Ознакомительная версия. Доступно 15 страниц из 74
Протест, который испытывает слушатель, связан со сломом привычного сценария: твердыня, выстроенная на зыбком песке, отсутствие ясно очерченного «действия» и «противодействия», расстроенная, «неправильно работающая» физика повествования. Причем если в остальных симфониях Брукнера, где первые части кончаются протяженными апофеозами, мы еще можем пытаться рассматривать их как итог предшествовавшего развития (хотя оно не дробится на фазы и не устремлено к этому итогу непосредственно), то в первой части Восьмой, где финальные 17 тактов разрывного до мажора были изменены автором на «часы смерти», слушатель испытывает недоумение: сюжет останавливается, замирает вне всякой связи с уже пройденной дистанцией. Особенно мощная фрустрация ждет нас в последних частях брукнеровских симфоний: их венчающие разделы – грандиозные коды финалов – написаны так, что никоим образом не намекают на то, что им вообще что-то предшествовало. Более часа бессистемно водя нас по горному ландшафту, перед заходом на последний пик Брукнер как бы начинает с нуля: мы снова слышим постепенный рост чего-то из ничего, как в начале симфонии, и понимаем, что грядущая кульминация – не разрешение драмы; это еще одно утомительное восхождение на вершину, которое будет отличаться от всех предыдущих лишь набранной высотой.
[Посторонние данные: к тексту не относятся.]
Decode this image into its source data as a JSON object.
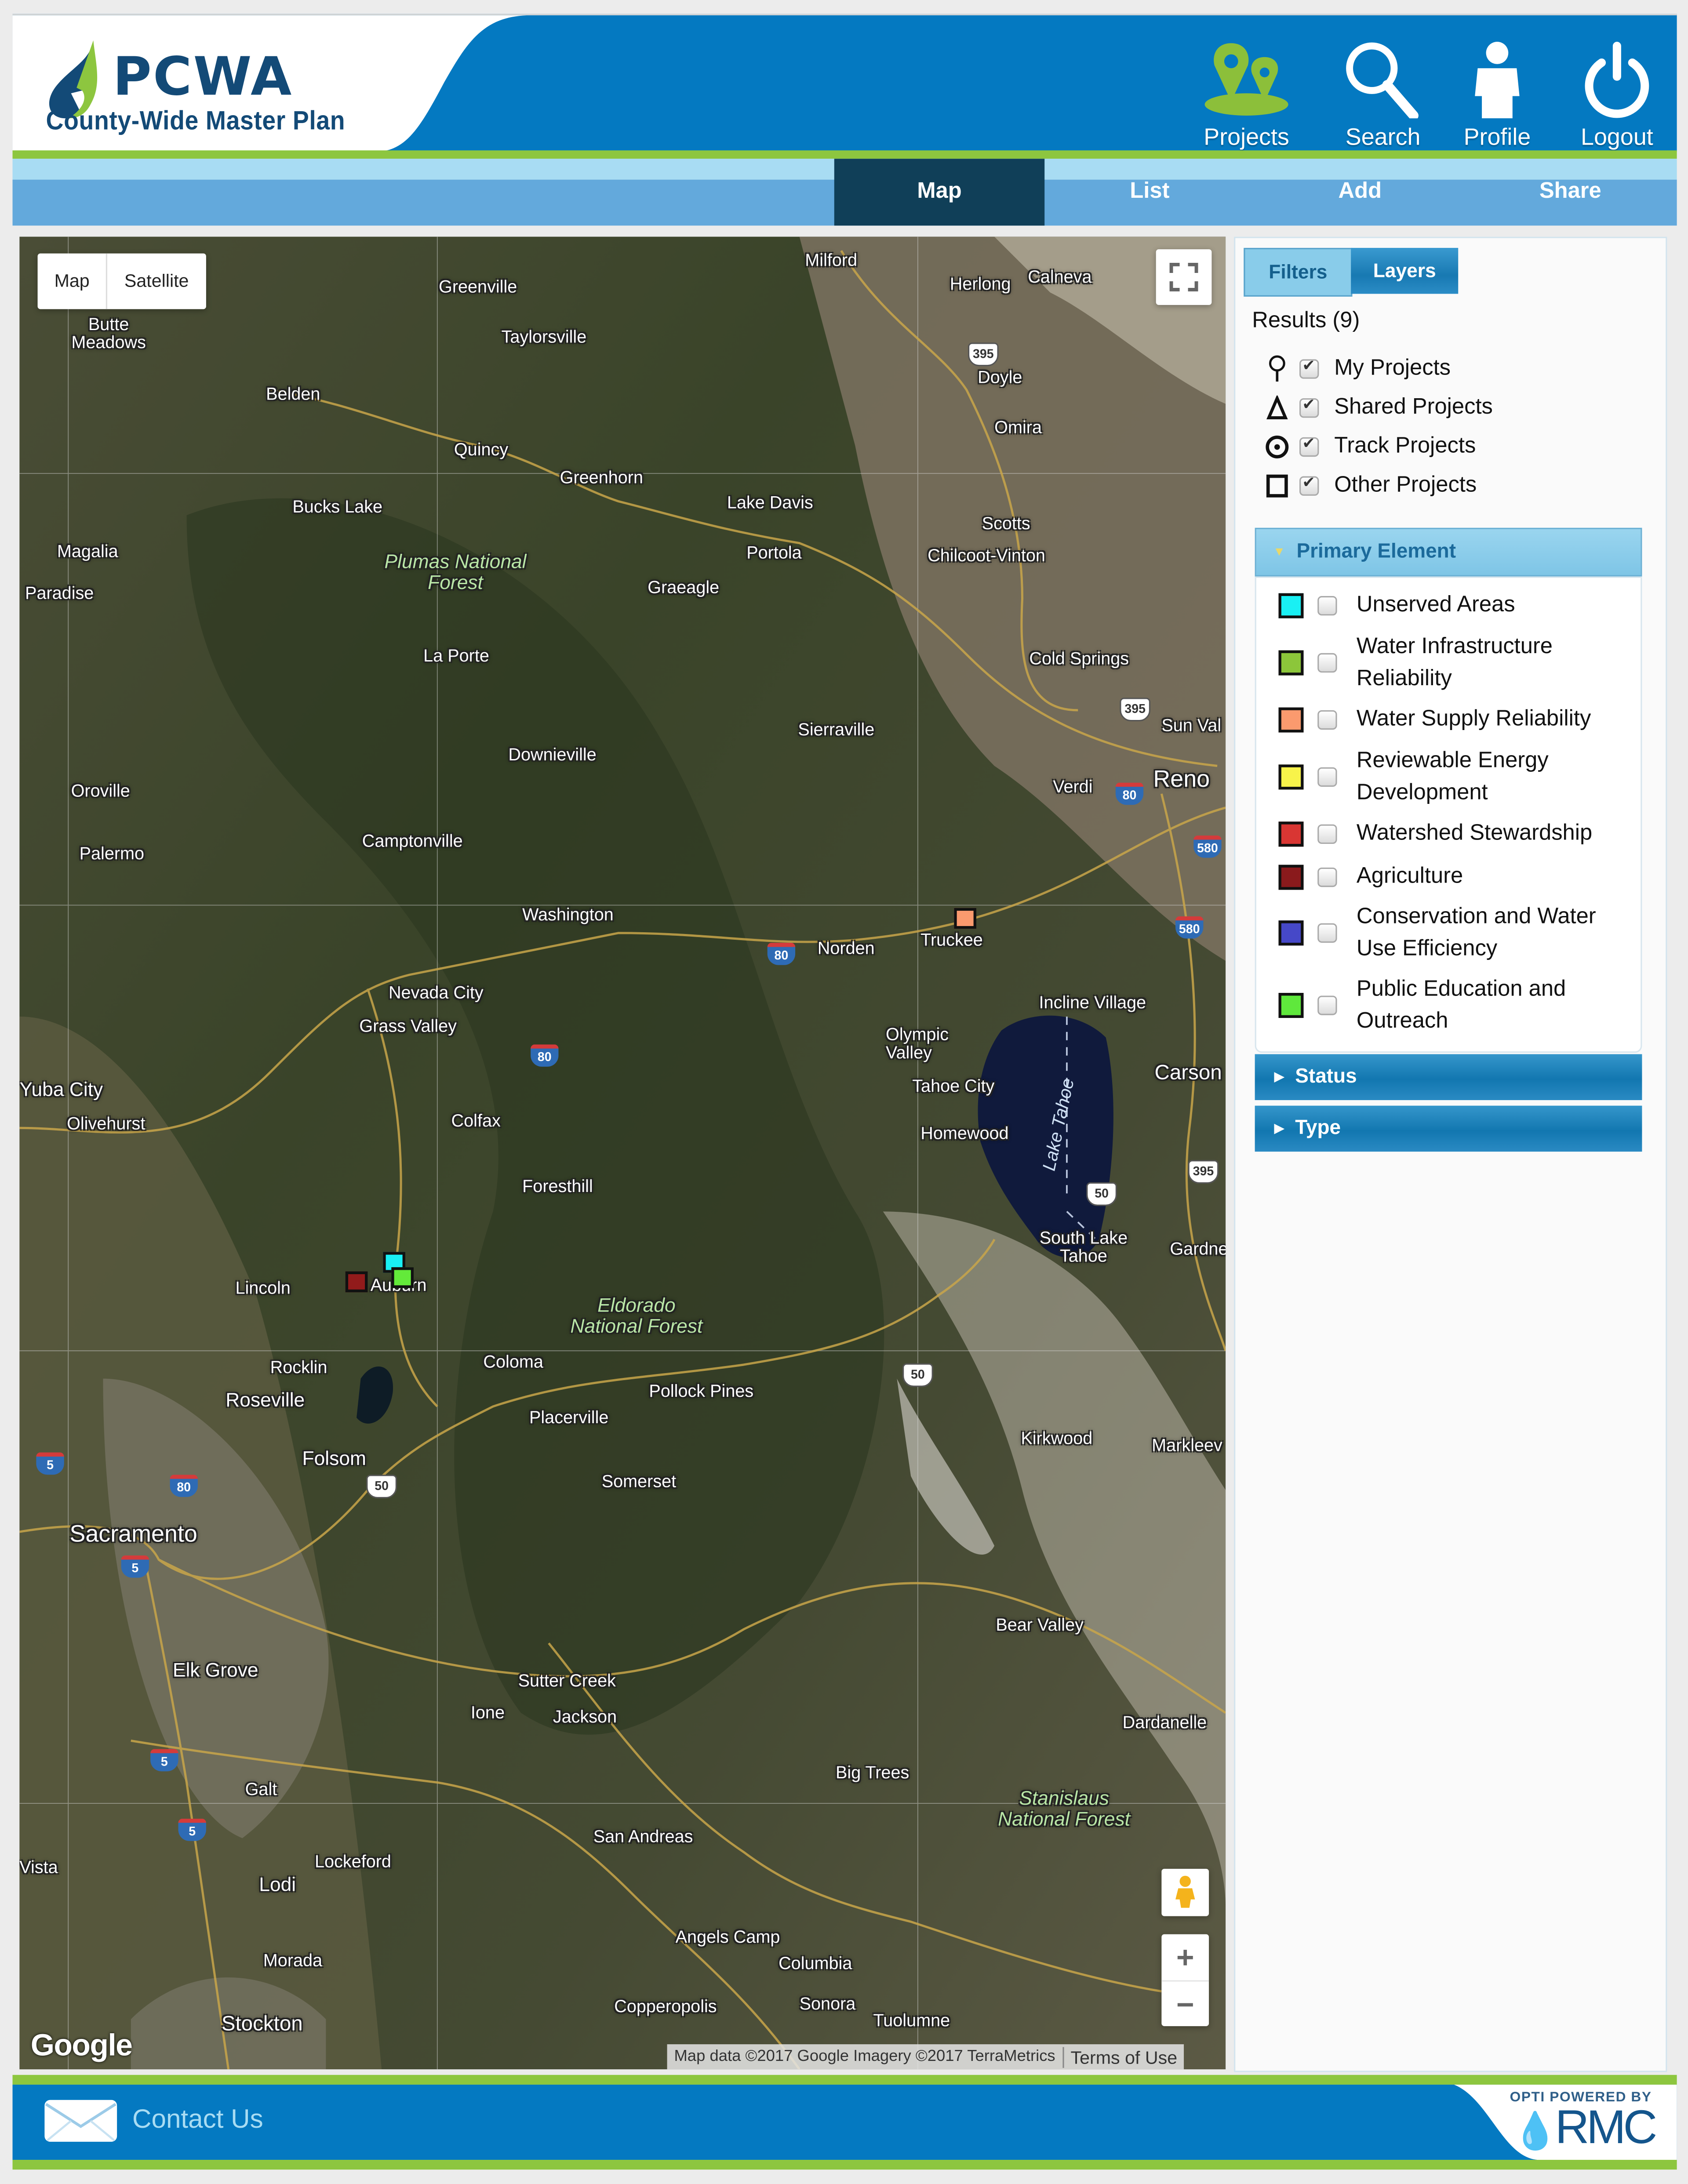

Как идет время в симфониях Брукнера
Здесь необходимо вспомнить, чем являлась симфония для немецкого романтика: начиная с Бетховена симфонический жанр представляет собой декларацию видения мира и жизненной позиции автора (он не был таким для классиков XVIII в., трактовавших симфонию как в гораздо большей мере развлекательный или официально-парадный жанр). Симфония как «мышление о мире»[229] – изобретение исключительно романтическое, и в этом смысле Брукнер – образцовый романтик. В каждой из своих симфоний он стремится охватить мироздание целиком, поэтому они начинаются с зарождения материи и завершаются ослепительной длинной вспышкой; поэтому он не может себе позволить говорить в них о частной истории, личной борьбе или любви. Они должны вмещать все время и все пространство, поэтому не могут развиваться направленно, как взрослеет и мужает герой романа, но вынуждены поддерживать цельность иначе: как в природе, где все кажется хаотически разобщенным, случайным, само собой происшедшим, на самом деле царит глубокая, невидимая внутренняя связь, так и в симфонических колоссах Брукнера правит бал своя логика – но это не логика человека.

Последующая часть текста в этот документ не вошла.